The first rainbow flag was designed by San Francisco artist Gilbert Baker in 1978. Baker created the eight-stripe flag in response to a local activist’s call for the need for a community symbol. He dyed and sewed the material himself for the first flag.
The flag first appeared in the same year at the San Francisco Gay and Lesbian Freedom Day Parade after Baker and 30 volunteers hand-stitched and hand-dyed two huge prototype flags for this parade. The original flags had eight stripes, each colour representing a component of the community.
In an interview with Time Magazine, Baker said making it in the colours of the rainbow was the obvious choice. “We needed something that expressed us. The rainbow really fits that, in terms of: we’re all the colours, and all the genders and all the races,” he said. “It’s a natural flag; the rainbow is in the sky and it’s beautiful. It’s a magical part of nature.”

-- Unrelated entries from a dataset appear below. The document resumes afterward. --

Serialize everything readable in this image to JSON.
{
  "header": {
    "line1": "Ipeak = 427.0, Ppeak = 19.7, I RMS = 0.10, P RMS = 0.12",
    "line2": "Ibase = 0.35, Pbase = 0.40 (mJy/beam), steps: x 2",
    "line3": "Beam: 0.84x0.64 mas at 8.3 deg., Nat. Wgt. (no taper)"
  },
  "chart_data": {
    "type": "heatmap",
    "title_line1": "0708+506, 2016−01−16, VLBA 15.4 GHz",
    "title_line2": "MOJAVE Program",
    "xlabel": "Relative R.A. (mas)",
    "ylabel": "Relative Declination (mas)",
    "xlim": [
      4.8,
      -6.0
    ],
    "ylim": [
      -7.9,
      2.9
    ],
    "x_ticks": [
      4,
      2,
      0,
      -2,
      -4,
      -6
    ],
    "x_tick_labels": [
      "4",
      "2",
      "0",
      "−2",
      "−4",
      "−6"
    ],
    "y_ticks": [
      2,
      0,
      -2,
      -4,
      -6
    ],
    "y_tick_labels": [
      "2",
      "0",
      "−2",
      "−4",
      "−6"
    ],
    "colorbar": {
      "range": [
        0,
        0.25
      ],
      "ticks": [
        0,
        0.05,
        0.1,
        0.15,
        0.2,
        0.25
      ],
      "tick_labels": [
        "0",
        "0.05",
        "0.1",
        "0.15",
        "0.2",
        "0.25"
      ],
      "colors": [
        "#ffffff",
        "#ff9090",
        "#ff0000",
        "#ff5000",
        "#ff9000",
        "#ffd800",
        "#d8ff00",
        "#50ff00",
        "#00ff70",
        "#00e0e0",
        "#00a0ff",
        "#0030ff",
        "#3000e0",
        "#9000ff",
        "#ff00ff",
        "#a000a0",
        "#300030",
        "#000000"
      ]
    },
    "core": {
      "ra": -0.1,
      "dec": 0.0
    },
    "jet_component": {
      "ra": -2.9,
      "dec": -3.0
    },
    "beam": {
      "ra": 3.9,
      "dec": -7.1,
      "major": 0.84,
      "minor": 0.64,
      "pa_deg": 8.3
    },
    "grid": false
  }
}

The two original flags’ colours were hot pink, red, orange, yellow, green, turquoise, indigo and violet descending from the top. Baker conceived meanings for each colour from top to bottom – hot pink for sexuality, red for life, orange for healing, yellow for sun, green for serenity with nature, turquoise for art, indigo for harmony, and violet for spirit.
Parade-goers continued to fly the flag in the San Francisco gay pride parade each year, and it soon became the symbol for the event. As supporters hung and draped the flags across the city and created a demand, the design lost the hot pink and turquoise colours for practical production reasons and the flag today only has the remaining six colours.
The rainbow flag has since been introduced in the rest of the world. Here in Knysna and Sedgefield the flag can be seen throughout the year outside several establishments who welcome members of the LGBTI community. The Sedgefield Village Antiques & Art Gallery has flown their flag for the past 30 years.
A large version of the flag was passed overhead during the annual Pienk Loerie Mardi Gras street parade while many draped the flag across their floats, coloured their posters in the colours and displayed the flags in the businesses.